Dans un marché très concurrentiel, et malgré des moyens financiers plus limités que la plupart de ses concurrents de Ligue 2, le GF38 parvient malgré tout à rester attractif, notamment auprès de jeunes éléments prometteurs et courtisés, qui évoluent le plus souvent dans les niveaux inférieurs. Après avoir vu comment opérait Grenoble, nous nous sommes penchés sur le point de vue des nouveaux arrivants.
Ils sont quatre éléments, à l’heure où nous écrivons cet article, à avoir rejoint la capitale des Alpes cet été. Deux sont venus confirmer l’appétence du club grenoblois pour les talents du National, un arrive de Ligue 1 pour trouver du temps de jeu et le dernier est un profil plus classique de joueur estampillé « Ligue 2 ». Tous ne viennent donc pas pour les mêmes raisons et n’ont donc pas forcément été convaincus par les mêmes arguments.
Pour Mathieu Mion, « l’opportunité de jouer en Ligue 2 » a été un premier argument. En cela, le GF38 bénéficie de sa stabilité dans l’antichambre de l’élite qui en fait même le club avec le plus d’ancienneté dans la division. Rien n’est jamais certain dans le sport de haut niveau mais le GF38 a l’image du club qui se maintient sereinement chaque saison. « C’est un club stable, sain », confirme le piston gauche. « A Rouen, on a connu une période compliquée avec la DNCG (le club avait même été rétrogradé à titre conservatoire il y a un an et demi, ndlr) et quand tu es joueur, forcément que c’est quelque chose que tu as en tête et qui peut perturber. Là je sais qu’il y a eu un dépôt de bilan il y a quelques années mais depuis il n’y aucun problème, tu sais que le club est bien géré. »
Comme nous l’avait expliqué Max Marty, Franck Rizzetto a pris le temps d’exposer ses attentes et son projet lors des discussions. Le discours du technicien est bien passé. « Le feeling avant le coach est bien passé » pour Mion, qui s’est senti « en osmose avec ce qu’il disait » et qu’il pourrait arriver dans « un environnement qui peut me permettre de montrer mes qualités. » Le défenseur fait notamment référence au système dauphinois avec des pistons très offensifs, « là où je suis le plus performant, où je peux le mieux m’exprimer su le terrain. Donc oui, ça joué également dans mon choix de venir. »
Un projet qui est aussi au cœur de la décision d’Ange-Loïc N’Gatta, également convaincu par les échanges qu’il a eu avec toute la cellule sportive du GF38. « Pour ma part c’est surtout le projet sportif qui m’a intéressé. La Ligue 2 est un bon championnat pour montrer ses qualités. J’aimais bien la ville et pendant les discussions Max (Marty) et Olivier (Monterrubio) m’ont parlé franchement. C’est ce qui m’a convaincu. »
Baptiste Mouazan : « Je me sentais vraiment voulu »

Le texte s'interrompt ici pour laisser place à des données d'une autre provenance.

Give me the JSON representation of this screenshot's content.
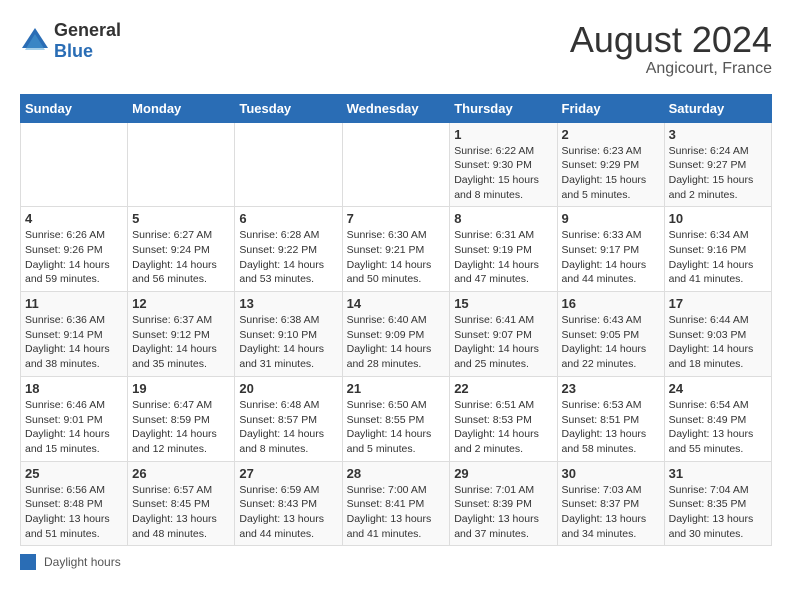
{
  "logo": {
    "general": "General",
    "blue": "Blue"
  },
  "title": "August 2024",
  "subtitle": "Angicourt, France",
  "days_header": [
    "Sunday",
    "Monday",
    "Tuesday",
    "Wednesday",
    "Thursday",
    "Friday",
    "Saturday"
  ],
  "weeks": [
    [
      {
        "day": "",
        "info": ""
      },
      {
        "day": "",
        "info": ""
      },
      {
        "day": "",
        "info": ""
      },
      {
        "day": "",
        "info": ""
      },
      {
        "day": "1",
        "info": "Sunrise: 6:22 AM\nSunset: 9:30 PM\nDaylight: 15 hours\nand 8 minutes."
      },
      {
        "day": "2",
        "info": "Sunrise: 6:23 AM\nSunset: 9:29 PM\nDaylight: 15 hours\nand 5 minutes."
      },
      {
        "day": "3",
        "info": "Sunrise: 6:24 AM\nSunset: 9:27 PM\nDaylight: 15 hours\nand 2 minutes."
      }
    ],
    [
      {
        "day": "4",
        "info": "Sunrise: 6:26 AM\nSunset: 9:26 PM\nDaylight: 14 hours\nand 59 minutes."
      },
      {
        "day": "5",
        "info": "Sunrise: 6:27 AM\nSunset: 9:24 PM\nDaylight: 14 hours\nand 56 minutes."
      },
      {
        "day": "6",
        "info": "Sunrise: 6:28 AM\nSunset: 9:22 PM\nDaylight: 14 hours\nand 53 minutes."
      },
      {
        "day": "7",
        "info": "Sunrise: 6:30 AM\nSunset: 9:21 PM\nDaylight: 14 hours\nand 50 minutes."
      },
      {
        "day": "8",
        "info": "Sunrise: 6:31 AM\nSunset: 9:19 PM\nDaylight: 14 hours\nand 47 minutes."
      },
      {
        "day": "9",
        "info": "Sunrise: 6:33 AM\nSunset: 9:17 PM\nDaylight: 14 hours\nand 44 minutes."
      },
      {
        "day": "10",
        "info": "Sunrise: 6:34 AM\nSunset: 9:16 PM\nDaylight: 14 hours\nand 41 minutes."
      }
    ],
    [
      {
        "day": "11",
        "info": "Sunrise: 6:36 AM\nSunset: 9:14 PM\nDaylight: 14 hours\nand 38 minutes."
      },
      {
        "day": "12",
        "info": "Sunrise: 6:37 AM\nSunset: 9:12 PM\nDaylight: 14 hours\nand 35 minutes."
      },
      {
        "day": "13",
        "info": "Sunrise: 6:38 AM\nSunset: 9:10 PM\nDaylight: 14 hours\nand 31 minutes."
      },
      {
        "day": "14",
        "info": "Sunrise: 6:40 AM\nSunset: 9:09 PM\nDaylight: 14 hours\nand 28 minutes."
      },
      {
        "day": "15",
        "info": "Sunrise: 6:41 AM\nSunset: 9:07 PM\nDaylight: 14 hours\nand 25 minutes."
      },
      {
        "day": "16",
        "info": "Sunrise: 6:43 AM\nSunset: 9:05 PM\nDaylight: 14 hours\nand 22 minutes."
      },
      {
        "day": "17",
        "info": "Sunrise: 6:44 AM\nSunset: 9:03 PM\nDaylight: 14 hours\nand 18 minutes."
      }
    ],
    [
      {
        "day": "18",
        "info": "Sunrise: 6:46 AM\nSunset: 9:01 PM\nDaylight: 14 hours\nand 15 minutes."
      },
      {
        "day": "19",
        "info": "Sunrise: 6:47 AM\nSunset: 8:59 PM\nDaylight: 14 hours\nand 12 minutes."
      },
      {
        "day": "20",
        "info": "Sunrise: 6:48 AM\nSunset: 8:57 PM\nDaylight: 14 hours\nand 8 minutes."
      },
      {
        "day": "21",
        "info": "Sunrise: 6:50 AM\nSunset: 8:55 PM\nDaylight: 14 hours\nand 5 minutes."
      },
      {
        "day": "22",
        "info": "Sunrise: 6:51 AM\nSunset: 8:53 PM\nDaylight: 14 hours\nand 2 minutes."
      },
      {
        "day": "23",
        "info": "Sunrise: 6:53 AM\nSunset: 8:51 PM\nDaylight: 13 hours\nand 58 minutes."
      },
      {
        "day": "24",
        "info": "Sunrise: 6:54 AM\nSunset: 8:49 PM\nDaylight: 13 hours\nand 55 minutes."
      }
    ],
    [
      {
        "day": "25",
        "info": "Sunrise: 6:56 AM\nSunset: 8:48 PM\nDaylight: 13 hours\nand 51 minutes."
      },
      {
        "day": "26",
        "info": "Sunrise: 6:57 AM\nSunset: 8:45 PM\nDaylight: 13 hours\nand 48 minutes."
      },
      {
        "day": "27",
        "info": "Sunrise: 6:59 AM\nSunset: 8:43 PM\nDaylight: 13 hours\nand 44 minutes."
      },
      {
        "day": "28",
        "info": "Sunrise: 7:00 AM\nSunset: 8:41 PM\nDaylight: 13 hours\nand 41 minutes."
      },
      {
        "day": "29",
        "info": "Sunrise: 7:01 AM\nSunset: 8:39 PM\nDaylight: 13 hours\nand 37 minutes."
      },
      {
        "day": "30",
        "info": "Sunrise: 7:03 AM\nSunset: 8:37 PM\nDaylight: 13 hours\nand 34 minutes."
      },
      {
        "day": "31",
        "info": "Sunrise: 7:04 AM\nSunset: 8:35 PM\nDaylight: 13 hours\nand 30 minutes."
      }
    ]
  ],
  "footer": {
    "legend_label": "Daylight hours"
  }
}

Si les arguments précédents sont également au cœur du choix de Baptiste Mouazan, la persévérance grenobloise – le club suivait le joueur depuis sa première saison en L2 – a également compté au moment de prendre une décision. « Mon premier souhait était de pouvoir être dans mon nouveau club au moment de la reprise. Après l’argent n’a effectivement pas été le critère principal (Max Marty nous avait révélé que le milieu offensif disposait de meilleures propositions salariales ailleurs, ndlr). Le projet de jeu, la prise de contact avec les différents membres de la cellule recrutement ont fait pencher la balance. Je me sentais vraiment voulu. C’était un critère important pour moi. »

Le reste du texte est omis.